Wie einleitend erwähnt, verzeichnet das Internet seit Ende der 1990er Jahre einen rasanten Anstieg der Nutzung und bringt dadurch auch neue Nutzungsformen hervor. Der Rezipient interagiert nicht nur mit Medien, sondern erzeugt selbst neue Inhalte oder ist zumindest an deren Entstehungsprozessen beteiligt.
Eine Begründung für die soziale Interaktion von Rezipienten geht nach einer Studie von Lazarsfeld in „The People’s Choice“[16] hervor. Obwohl darin die empirische Erhebung auf der Auswertung einer Wahlwerbung basiert, kann eine Parallele zu der Bewertungsfunktion von YouTube gezogen werden. Lazarfeld weist in seiner Studie selektives Verhalten der Wähler (Rezipienten) in Bezug auf das Verhalten bei der Präsidentenwahl in den USA nach.

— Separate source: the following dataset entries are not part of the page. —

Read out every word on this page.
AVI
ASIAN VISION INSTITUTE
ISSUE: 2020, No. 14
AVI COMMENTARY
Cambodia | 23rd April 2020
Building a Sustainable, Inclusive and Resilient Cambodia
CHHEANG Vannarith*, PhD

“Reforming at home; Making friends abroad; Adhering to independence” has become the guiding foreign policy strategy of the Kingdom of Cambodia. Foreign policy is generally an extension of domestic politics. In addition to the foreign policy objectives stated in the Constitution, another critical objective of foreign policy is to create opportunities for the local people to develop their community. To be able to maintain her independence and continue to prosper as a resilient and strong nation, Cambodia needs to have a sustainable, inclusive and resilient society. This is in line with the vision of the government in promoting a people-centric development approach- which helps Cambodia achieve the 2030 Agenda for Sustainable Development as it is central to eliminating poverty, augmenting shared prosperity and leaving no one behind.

Diese rezipientenorientierte Betrachtungsweise brachte die Theorie des Uses-and-Gratification-Ansatz[17] hervor, sowie den Begriff eines „aktiven Publikums“. Der Ansatz vom aktiven Publikum geht davon aus, dass sich Rezipienten Medien aufgrund individueller Bedürfnisse und Motive zuwenden und die Medientexte einen Einfluss auf die Zuschauer ausüben[18]. Die Bewertungsfunktion eines Videos der Plattform YouTube wird durch einen „Bewertungsdaumen“ durchgeführt. Positive Bewertungen erhalten einen Daumen nach oben und negative Bewertungen einen Daumen nach unten. Die Anzahl der positiven und negativen Daumen sind anschließend unter dem Video sichtbar. Am Beispiel des Bewertungssystems zeigt sich, dass es vom User abhängt, ob er mittels Bewertungsfunktion oder auch Kommentarfunktion interagieren möchte. Ein selektives Zuwendungsverhalten der Nutzer wird anhand der Klickzahlen eines erfolgreichen Videos auf YouTube deutlich. Eine Klickzahl von beispielsweise 6 Millionen eines Videos erzeugt keine 6 Millionen Kommentare auf YouTube. Der Kontext des Videoinhalts und das Interaktionsbedürfnis des Zuschauers spielen eine entscheidende Rolle, um einen Kommentar zu schreiben oder ein Video zu bewerten[19]. Unter anderem wird dem Uses-and-Gratification-Approach eine Bedürfnisbefriedigung der Rezipienten zugesprochen. Eine Art der Bedürfnisbefriedigung ist die erwartete Gratifikation, die durch massenmedial vermittelte Inhalte erfolgt. Dabei muss beachtet werden, dass hierbei inhaltsunabhängig gedacht werden muss. Unterschiedliche Zuschauertypen ziehen sich unterschiedliche Gratifikationen aus dem gleichen Video: Eine Person möchte Näheres über die Thematik erfahren, um gegebenenfalls eine Kaufentscheidung zu treffen; eine zweite Person sympathisiert mit dem Videoautor und schaut aus Gewohnheit jedes Video an, weil sie ein Fan ist und den YouTube-Kanal abonniert hat.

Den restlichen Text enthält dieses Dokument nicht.